L’exploitant de la centrale nucléaire de Leibstadt a remis à l’Inspection fédérale de la sécurité nucléaire (IFSN) un rapport sur les dégâts subis par les éléments de combustible et souhaite obtenir l’autorisation de pouvoir redémarrer la centrale avec un nouveau chargement de combustible. L’exploitant de Leibstadt fait cela sans connaître avec certitude ce qui est à l’origine de ces dégâts. Greenpeace Suisse condamne cette façon de faire et exige la publication du rapport.

A la fin de la révision annuelle de la centrale de Leibstadt, on parlait de 8 éléments de combustible défectueux, il y en a maintenant six fois plus. 47 éléments neufs défectueux – après seulement un an d’utilisation – constituent une ampleur d’une toute nouvelle dimension dans la technologie nucléaire.

L’exploitant de Leibstadt minimise le problème en parlant de « décolorations des barres ». Il s’agit en fait d’une oxydation prématurée ressemblant à de la rouille. Cela constitue en réalité un affaiblissement de la première barrière de sécurité.

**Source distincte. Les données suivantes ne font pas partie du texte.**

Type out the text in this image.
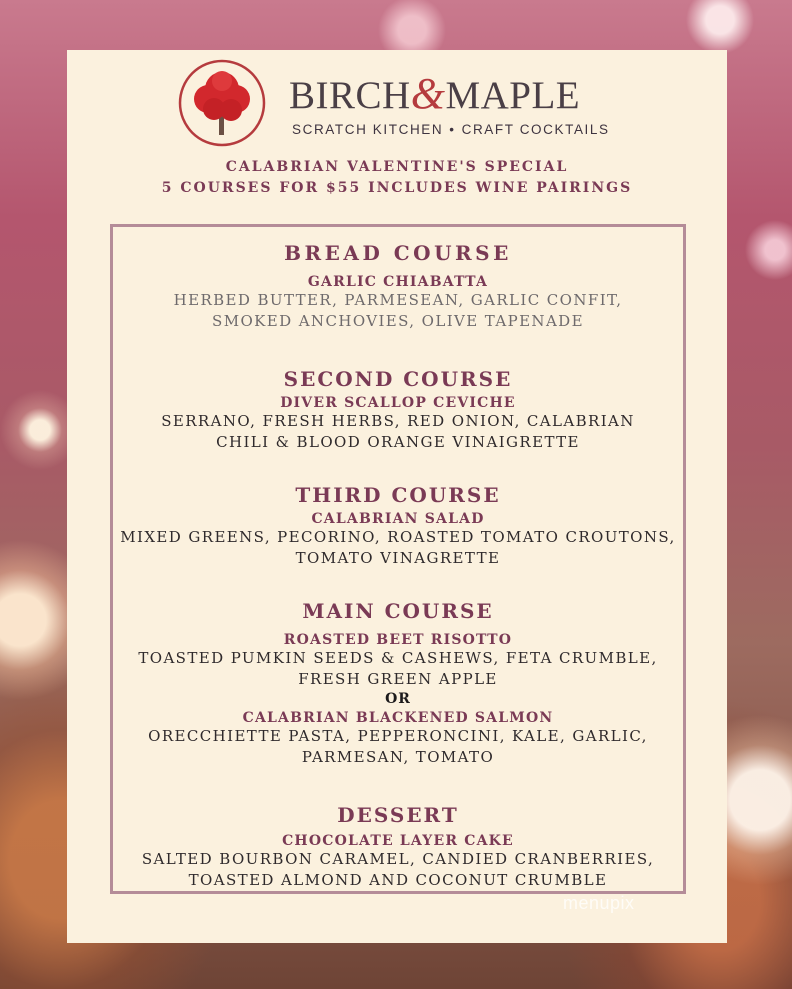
BIRCH&MAPLE
SCRATCH KITCHEN • CRAFT COCKTAILS
CALABRIAN VALENTINE'S SPECIAL
5 COURSES FOR $55 INCLUDES WINE PAIRINGS
BREAD COURSE
GARLIC CHIABATTA
HERBED BUTTER, PARMESEAN, GARLIC CONFIT,
SMOKED ANCHOVIES, OLIVE TAPENADE
SECOND COURSE
DIVER SCALLOP CEVICHE
SERRANO, FRESH HERBS, RED ONION, CALABRIAN
CHILI & BLOOD ORANGE VINAIGRETTE
THIRD COURSE
CALABRIAN SALAD
MIXED GREENS, PECORINO, ROASTED TOMATO CROUTONS,
TOMATO VINAGRETTE
MAIN COURSE
ROASTED BEET RISOTTO
TOASTED PUMKIN SEEDS & CASHEWS, FETA CRUMBLE,
FRESH GREEN APPLE
OR
CALABRIAN BLACKENED SALMON
ORECCHIETTE PASTA, PEPPERONCINI, KALE, GARLIC,
PARMESAN, TOMATO
DESSERT
CHOCOLATE LAYER CAKE
SALTED BOURBON CARAMEL, CANDIED CRANBERRIES,
TOASTED ALMOND AND COCONUT CRUMBLE
menupix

Un « dryout » – une dessication de la surface, dont un refroidissement insuffisant des éléments de combustible, pourrait être à l’origine de la cause de ces dégâts aux éléments de combustible. « Cela pourrait provoquer une surchauffe et une expansion du combustible nucléaire, et c’est loin d’être inoffensif, » dénonce Stefan Füglister, spécialiste du nucléaire pour Greenpeace Suisse.

Ni l’IFSN, ni l’exploitant de Leibstadt ne s’expriment aujourd’hui sur les causes réelles à l’origine du dryout. Le communiqué de l’exploitant de Leibstadt fait comprendre que l’on est toujours dans l’incertitude et que l’analyse des causes est toujours en cours. Pour Greenpeace Suisse, il est inacceptable que la centrale demande de redémarrer dans ces circonstances. « Il est parfaitement irresponsable de vouloir remettre en fonction Leibstadt sans connaître les causes des dégâts sur les éléments de combustible, » dénonce encore Stefan Füglister.

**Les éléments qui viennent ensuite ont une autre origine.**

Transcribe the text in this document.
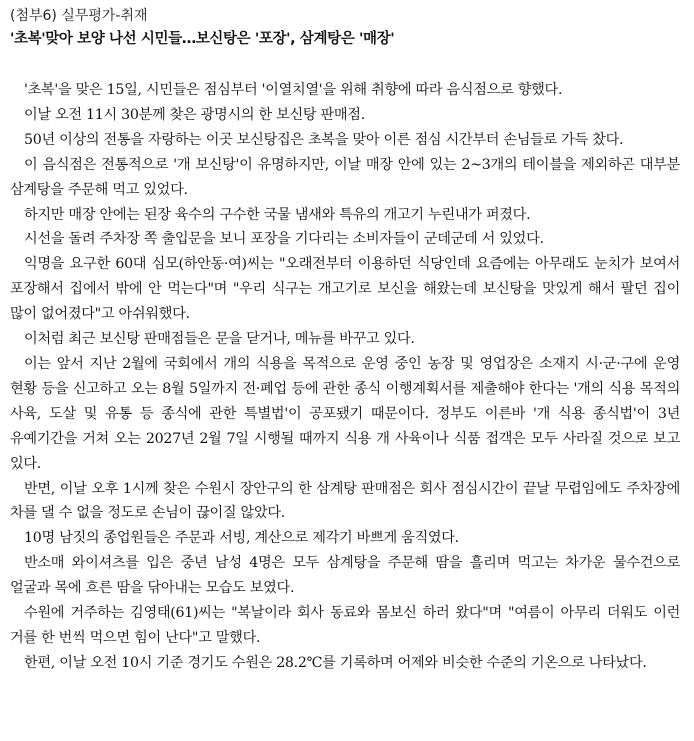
(첨부6) 실무평가-취재

'초복'맞아 보양 나선 시민들…보신탕은 '포장', 삼계탕은 '매장'

'초복'을 맞은 15일, 시민들은 점심부터 '이열치열'을 위해 취향에 따라 음식점으로 향했다.

이날 오전 11시 30분께 찾은 광명시의 한 보신탕 판매점.

50년 이상의 전통을 자랑하는 이곳 보신탕집은 초복을 맞아 이른 점심 시간부터 손님들로 가득 찼다.

이 음식점은 전통적으로 '개 보신탕'이 유명하지만, 이날 매장 안에 있는 2~3개의 테이블을 제외하곤 대부분 삼계탕을 주문해 먹고 있었다.

하지만 매장 안에는 된장 육수의 구수한 국물 냄새와 특유의 개고기 누린내가 퍼졌다.

시선을 돌려 주차장 쪽 출입문을 보니 포장을 기다리는 소비자들이 군데군데 서 있었다.

익명을 요구한 60대 심모(하안동·여)씨는 "오래전부터 이용하던 식당인데 요즘에는 아무래도 눈치가 보여서 포장해서 집에서 밖에 안 먹는다"며 "우리 식구는 개고기로 보신을 해왔는데 보신탕을 맛있게 해서 팔던 집이 많이 없어졌다"고 아쉬워했다.

이처럼 최근 보신탕 판매점들은 문을 닫거나, 메뉴를 바꾸고 있다.

이는 앞서 지난 2월에 국회에서 개의 식용을 목적으로 운영 중인 농장 및 영업장은 소재지 시·군·구에 운영 현황 등을 신고하고 오는 8월 5일까지 전·폐업 등에 관한 종식 이행계획서를 제출해야 한다는 '개의 식용 목적의 사육, 도살 및 유통 등 종식에 관한 특별법'이 공포됐기 때문이다. 정부도 이른바 '개 식용 종식법'이 3년 유예기간을 거쳐 오는 2027년 2월 7일 시행될 때까지 식용 개 사육이나 식품 접객은 모두 사라질 것으로 보고 있다.

반면, 이날 오후 1시께 찾은 수원시 장안구의 한 삼계탕 판매점은 회사 점심시간이 끝날 무렵임에도 주차장에 차를 댈 수 없을 정도로 손님이 끊이질 않았다.

10명 남짓의 종업원들은 주문과 서빙, 계산으로 제각기 바쁘게 움직였다.

반소매 와이셔츠를 입은 중년 남성 4명은 모두 삼계탕을 주문해 땀을 흘리며 먹고는 차가운 물수건으로 얼굴과 목에 흐른 땀을 닦아내는 모습도 보였다.

수원에 거주하는 김영태(61)씨는 "복날이라 회사 동료와 몸보신 하러 왔다"며 "여름이 아무리 더워도 이런 거를 한 번씩 먹으면 힘이 난다"고 말했다.

한편, 이날 오전 10시 기준 경기도 수원은 28.2℃를 기록하며 어제와 비슷한 수준의 기온으로 나타났다.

L’exploitant de Leibstadt compte manifestement sur l’habituelle disposition de l’IFSN à collaborer avec lui. En 2015, l’IFSN avait en effet autorisé le redémarrage, alors que les causes d’un dégât sur un élément de combustible n’étaient pas connues – elle s’était en outre lourdement trompée dans l’évaluation de la situation:
«Compte tenu du fait que l’examen des causes n’est pas encore terminé, l’IFSN a lié l’autorisation du redémarrage pour un 32e cycle à une valeur MCPR de plus de 1,45. Cette norme de sécurité renforcée signifie une distance accrue par rapport à des états d’ébullition critiques et donc d’une réduction du danger d’oxydations excessives ou de dégâts excessifs sur les enveloppes des barres.» (Rapport de surveillance 2015; traduction Greenpeace)

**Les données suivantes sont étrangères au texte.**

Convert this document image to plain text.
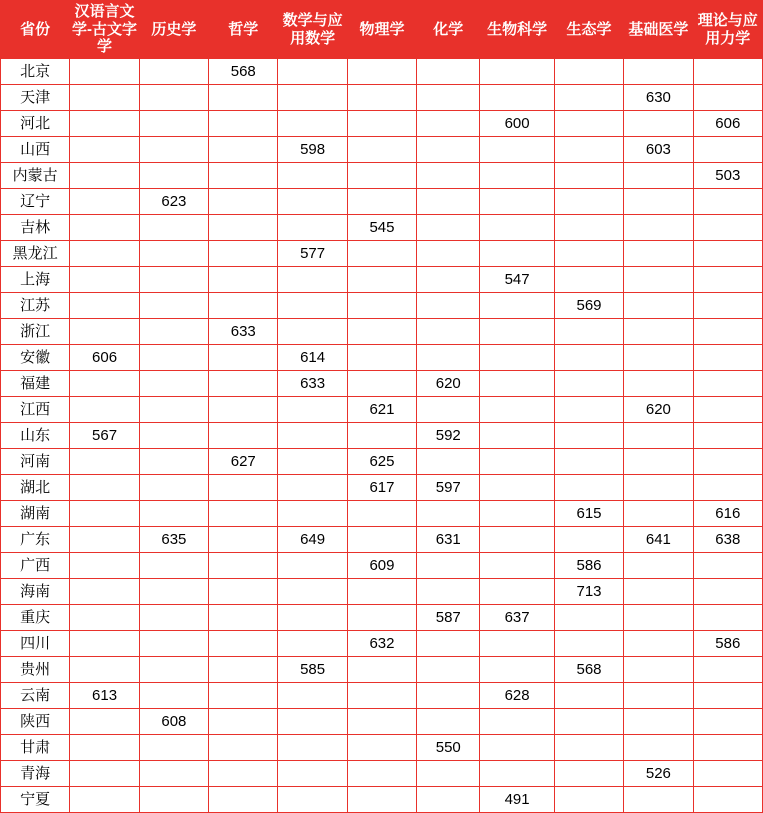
省份	汉语言文学-古文字学	历史学	哲学	数学与应用数学	物理学	化学	生物科学	生态学	基础医学	理论与应用力学
北京			568							
天津									630	
河北							600			606
山西				598					603	
内蒙古										503
辽宁		623								
吉林					545					
黑龙江				577						
上海							547			
江苏								569		
浙江			633							
安徽	606			614						
福建				633		620				
江西					621				620	
山东	567					592				
河南			627		625					
湖北					617	597				
湖南								615		616
广东		635		649		631			641	638
广西					609			586		
海南								713		
重庆						587	637			
四川					632					586
贵州				585				568		
云南	613						628			
陕西		608								
甘肃						550				
青海									526	
宁夏							491			
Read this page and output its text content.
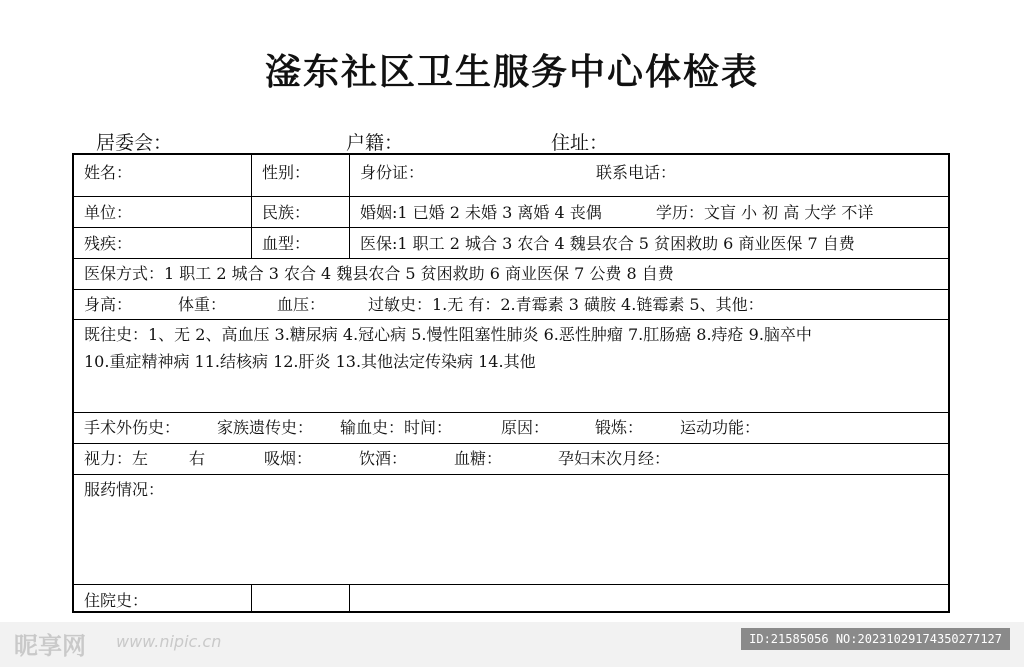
滏东社区卫生服务中心体检表
居委会：	户籍：	住址：
姓名：	性别：	身份证：	联系电话：
单位：	民族：	婚姻:1 已婚 2 未婚 3 离婚 4 丧偶	学历：文盲 小 初 高 大学 不详
残疾：	血型：	医保:1 职工 2 城合 3 农合 4 魏县农合 5 贫困救助 6 商业医保 7 自费
医保方式：1 职工 2 城合 3 农合 4 魏县农合 5 贫困救助 6 商业医保 7 公费 8 自费
身高：	体重：	血压：	过敏史：1.无 有：2.青霉素 3 磺胺 4.链霉素 5、其他：
既往史：1、无 2、高血压 3.糖尿病 4.冠心病 5.慢性阻塞性肺炎 6.恶性肿瘤 7.肛肠癌 8.痔疮 9.脑卒中
10.重症精神病 11.结核病 12.肝炎 13.其他法定传染病 14.其他
手术外伤史： 家族遗传史： 输血史：时间：	原因：	锻炼： 运动功能：
视力：左	右	吸烟：	饮酒：	血糖：	孕妇末次月经：
服药情况：
住院史：
昵享网 www.nipic.cn	ID:21585056 NO:20231029174350277127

Aujourd’hui, nous savons que c’était le contraire. Alors que l’IFSN pensait réduire ainsi les dégâts, leur nombre a augmenté. Greenpeace Suisse exige que l’IFSN améliore ses investigations et ne donne son éventuel feu vert que si les causes des dégâts sont connues. Greenpeace exige en outre la publication du rapport de l’exploitant et l’examen des documents afférents par des spécialistes indépendants.